另一个我今天不会多谈的顾虑是隐私性,我主要会谈闪电通道中的对手方,但我们也应该意识到,具有相互冲突的交易的闪电通道对手方可能会在手续费追加竞赛(或者说钉死攻击)中来回拉扯。我们希望做到的事情是:只要诚实的用户广播了一些激励兼容的东西,就总是能够赢得竞赛;至少是大部分时候吧。当然,交易转发策略也是一个我们高度在乎隐私性的领域。如果你能够发现发出某一笔交易的最初节点,那么你就能将一个 IP 地址与一个钱包地址关联起来,不论你如何在链上隐藏信息,这笔交易都会被去匿名化。这是一个对隐私性非常敏感的领域。这方面的另一个例子是,也许发起交易是最便宜的分析网络拓扑图的方法。在优化隐私性的时候,我们一直在努力保证不要搬起石头砸自己的脚。我今天不准备过多讨论隐私性,但这确实是顾虑之一。

策略的光谱

我们可以将策略想象成一个光谱,一端是 “理想的” 完美的交易池,我们有无限的资源,可以在受到交易或者需要组装区块时冻结时间,因此我们有无限多的时间来验证交易、组装区块。在这种情况下,也许我们会接受所有在共识上有效的交易。而在光谱的另一端,是完全防御性的、保守的交易池规则:我们不验证任何东西,不花费任何验证资源在来自我们所不知道的人的任何东西上。不幸的是,从网络层面看,为了让这种策略可持续,我们将需要一个中心身份注册表,将节点与钱包地址对应起来。这时候我们就变成了一个银行。

这两个端点都没有达到我们想要的设计目标。我们想要的是某个在中间的东西。

DoS 抗性并不是全部

但是,如果(DoS 抗性)是唯一的顾虑,那又太简单了。DoS 抗性并不是我们考虑的唯一东西,这是一种常见的误解。我们回到上面说的光谱的两端。我们会看到,线性的方法并不是全部。即使我们拥有无限的资源,我们真的想要接受所有在共识上有效的交易吗?答案也是否定的。我能提供的最好的例子是软分叉。虽然现在所有在共识上有效的交易所构成的空间是这么大,但这个范围也有可能会缩小。比如在最近的 Taproot 激活中,我们注意到,挖出激活区块的 F2Pool 实际上并没有升级节点、部署 Taproot 的验证逻辑。
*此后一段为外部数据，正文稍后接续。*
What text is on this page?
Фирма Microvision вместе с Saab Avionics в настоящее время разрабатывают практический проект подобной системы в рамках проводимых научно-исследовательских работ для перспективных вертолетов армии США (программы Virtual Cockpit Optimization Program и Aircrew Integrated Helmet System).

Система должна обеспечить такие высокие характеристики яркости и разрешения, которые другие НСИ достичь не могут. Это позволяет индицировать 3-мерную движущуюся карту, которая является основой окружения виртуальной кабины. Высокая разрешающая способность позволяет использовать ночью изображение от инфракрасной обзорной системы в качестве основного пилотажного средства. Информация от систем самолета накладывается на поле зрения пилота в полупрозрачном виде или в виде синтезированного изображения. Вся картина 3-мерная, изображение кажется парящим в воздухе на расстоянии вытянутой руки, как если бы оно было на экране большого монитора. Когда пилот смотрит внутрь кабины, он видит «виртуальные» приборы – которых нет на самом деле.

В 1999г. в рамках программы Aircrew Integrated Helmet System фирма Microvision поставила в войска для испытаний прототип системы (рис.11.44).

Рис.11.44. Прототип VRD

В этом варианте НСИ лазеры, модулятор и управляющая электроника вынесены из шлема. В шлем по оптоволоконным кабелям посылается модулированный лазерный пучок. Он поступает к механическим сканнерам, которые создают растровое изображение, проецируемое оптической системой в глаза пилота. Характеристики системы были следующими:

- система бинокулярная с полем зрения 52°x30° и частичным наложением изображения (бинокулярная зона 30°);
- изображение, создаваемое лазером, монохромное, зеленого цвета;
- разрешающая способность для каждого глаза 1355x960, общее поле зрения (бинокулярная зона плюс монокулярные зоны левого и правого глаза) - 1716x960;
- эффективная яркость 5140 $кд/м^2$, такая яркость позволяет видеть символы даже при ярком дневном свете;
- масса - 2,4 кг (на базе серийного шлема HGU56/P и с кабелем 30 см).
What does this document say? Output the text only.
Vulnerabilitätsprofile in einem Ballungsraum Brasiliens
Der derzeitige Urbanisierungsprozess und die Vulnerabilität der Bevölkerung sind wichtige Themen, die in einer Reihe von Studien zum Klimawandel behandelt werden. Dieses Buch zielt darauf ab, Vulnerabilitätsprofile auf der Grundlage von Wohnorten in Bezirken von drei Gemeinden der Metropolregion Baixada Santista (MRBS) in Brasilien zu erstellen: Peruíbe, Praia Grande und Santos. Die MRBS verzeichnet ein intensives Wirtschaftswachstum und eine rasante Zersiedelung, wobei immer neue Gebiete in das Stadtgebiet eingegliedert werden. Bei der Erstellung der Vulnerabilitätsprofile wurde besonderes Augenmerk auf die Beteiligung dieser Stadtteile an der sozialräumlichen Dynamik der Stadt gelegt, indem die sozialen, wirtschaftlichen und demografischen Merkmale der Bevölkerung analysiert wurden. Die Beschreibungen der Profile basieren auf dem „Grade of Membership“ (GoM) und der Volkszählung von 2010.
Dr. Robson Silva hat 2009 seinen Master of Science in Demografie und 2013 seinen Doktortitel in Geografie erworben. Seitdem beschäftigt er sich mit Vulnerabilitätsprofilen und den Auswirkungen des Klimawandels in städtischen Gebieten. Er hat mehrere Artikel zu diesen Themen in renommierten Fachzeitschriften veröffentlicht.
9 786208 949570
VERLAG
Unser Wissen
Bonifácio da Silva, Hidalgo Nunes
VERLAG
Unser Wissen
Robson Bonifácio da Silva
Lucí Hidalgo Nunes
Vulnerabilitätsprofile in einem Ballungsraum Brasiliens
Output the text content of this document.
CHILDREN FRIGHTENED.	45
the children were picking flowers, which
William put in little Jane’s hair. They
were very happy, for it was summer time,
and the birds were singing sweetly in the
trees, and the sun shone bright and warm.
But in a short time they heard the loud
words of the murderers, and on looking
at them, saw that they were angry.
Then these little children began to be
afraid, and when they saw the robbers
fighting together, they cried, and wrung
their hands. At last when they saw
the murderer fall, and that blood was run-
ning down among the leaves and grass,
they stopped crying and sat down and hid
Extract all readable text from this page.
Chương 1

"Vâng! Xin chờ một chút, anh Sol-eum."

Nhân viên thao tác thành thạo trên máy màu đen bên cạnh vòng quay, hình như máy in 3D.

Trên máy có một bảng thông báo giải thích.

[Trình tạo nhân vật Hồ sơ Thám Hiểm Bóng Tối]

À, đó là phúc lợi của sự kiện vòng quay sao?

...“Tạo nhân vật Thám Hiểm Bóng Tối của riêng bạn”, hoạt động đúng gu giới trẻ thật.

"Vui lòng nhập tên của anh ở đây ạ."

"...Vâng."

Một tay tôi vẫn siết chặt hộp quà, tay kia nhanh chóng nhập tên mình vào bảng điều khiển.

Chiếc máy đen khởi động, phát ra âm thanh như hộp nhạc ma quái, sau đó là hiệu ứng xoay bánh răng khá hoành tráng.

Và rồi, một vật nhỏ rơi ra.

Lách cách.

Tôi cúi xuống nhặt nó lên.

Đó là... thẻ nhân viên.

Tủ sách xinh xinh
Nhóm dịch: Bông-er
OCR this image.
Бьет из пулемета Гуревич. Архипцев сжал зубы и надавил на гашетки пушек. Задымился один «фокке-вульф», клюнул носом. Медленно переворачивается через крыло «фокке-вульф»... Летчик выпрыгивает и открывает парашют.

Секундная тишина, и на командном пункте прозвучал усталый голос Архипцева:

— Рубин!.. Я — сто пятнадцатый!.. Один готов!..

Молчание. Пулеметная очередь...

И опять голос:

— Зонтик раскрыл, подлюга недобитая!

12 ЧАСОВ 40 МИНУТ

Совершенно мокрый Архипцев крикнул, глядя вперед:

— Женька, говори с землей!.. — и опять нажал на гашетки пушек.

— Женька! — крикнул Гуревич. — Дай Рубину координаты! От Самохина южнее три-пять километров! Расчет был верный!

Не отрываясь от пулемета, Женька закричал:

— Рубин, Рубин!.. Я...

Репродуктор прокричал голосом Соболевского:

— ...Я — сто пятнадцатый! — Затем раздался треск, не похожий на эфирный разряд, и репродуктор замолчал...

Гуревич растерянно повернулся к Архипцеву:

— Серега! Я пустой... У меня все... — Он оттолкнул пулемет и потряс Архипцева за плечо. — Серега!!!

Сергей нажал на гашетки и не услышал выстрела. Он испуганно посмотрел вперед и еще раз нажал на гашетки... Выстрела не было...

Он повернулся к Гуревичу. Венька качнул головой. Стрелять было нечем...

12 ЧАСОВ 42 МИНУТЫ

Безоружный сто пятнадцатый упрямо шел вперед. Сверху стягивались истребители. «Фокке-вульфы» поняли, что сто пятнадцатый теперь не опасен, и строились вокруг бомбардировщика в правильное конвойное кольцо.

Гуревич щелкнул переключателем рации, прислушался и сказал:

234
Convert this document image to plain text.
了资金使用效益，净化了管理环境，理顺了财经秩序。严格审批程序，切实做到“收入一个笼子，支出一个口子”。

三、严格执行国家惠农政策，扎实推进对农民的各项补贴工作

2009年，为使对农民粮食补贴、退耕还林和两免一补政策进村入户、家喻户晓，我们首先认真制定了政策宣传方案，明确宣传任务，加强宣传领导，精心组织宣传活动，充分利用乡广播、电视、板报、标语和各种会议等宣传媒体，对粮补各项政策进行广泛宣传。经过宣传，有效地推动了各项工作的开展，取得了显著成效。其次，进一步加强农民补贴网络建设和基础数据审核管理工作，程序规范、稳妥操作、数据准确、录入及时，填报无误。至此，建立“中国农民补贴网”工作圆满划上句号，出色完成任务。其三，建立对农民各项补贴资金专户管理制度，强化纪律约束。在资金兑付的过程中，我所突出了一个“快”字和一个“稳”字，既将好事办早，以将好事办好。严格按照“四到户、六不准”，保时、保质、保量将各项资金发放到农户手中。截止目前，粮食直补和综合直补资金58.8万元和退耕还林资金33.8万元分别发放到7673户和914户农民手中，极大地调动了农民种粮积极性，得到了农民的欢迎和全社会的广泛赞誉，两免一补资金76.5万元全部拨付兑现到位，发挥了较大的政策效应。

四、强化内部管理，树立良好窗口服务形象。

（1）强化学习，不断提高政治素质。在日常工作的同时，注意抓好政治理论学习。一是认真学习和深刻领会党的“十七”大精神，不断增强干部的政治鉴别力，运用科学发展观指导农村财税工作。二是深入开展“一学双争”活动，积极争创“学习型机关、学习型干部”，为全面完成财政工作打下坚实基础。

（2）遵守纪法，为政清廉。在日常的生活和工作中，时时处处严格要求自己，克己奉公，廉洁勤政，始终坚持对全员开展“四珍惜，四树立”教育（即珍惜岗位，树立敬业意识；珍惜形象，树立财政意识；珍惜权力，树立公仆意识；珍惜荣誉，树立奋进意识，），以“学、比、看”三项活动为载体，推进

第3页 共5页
问题在于,如果某人给他们发送了一笔无效的 Taproot 交易,那会怎么样?如果 F2Pool 的交易池接受了这笔交易,然后 F2Pool 将它打包到了一个区块中,那么 F2Pool、AntPool 和所有使用未升级节点的用户就会被分叉出去。我们将经历一次网络分裂,未升级的节点和实际上执行了 Taproot 验证规则的节点将被割裂。这种情况很危险,但只要 51% 的哈希率部署了 Taproot 验证规则,那我们就没问题;但这是一种非常糟糕的情况,是我们希望避免的。所以,假设所有矿工都运行了 0.13 版本以上的节点,那就执行了包含隔离见证的规则。隔离见证设置了 v0 见证脚本的语义,它会反激励所有使用 v1 见证脚本和传统脚本的交易。这就是为什么 F2Pool 不执行 Taproot 规则,也不接受 v1 见证脚本的交易进入他们的交易池、不将它们打包到区块中。这说明了何以线性视角并不完美。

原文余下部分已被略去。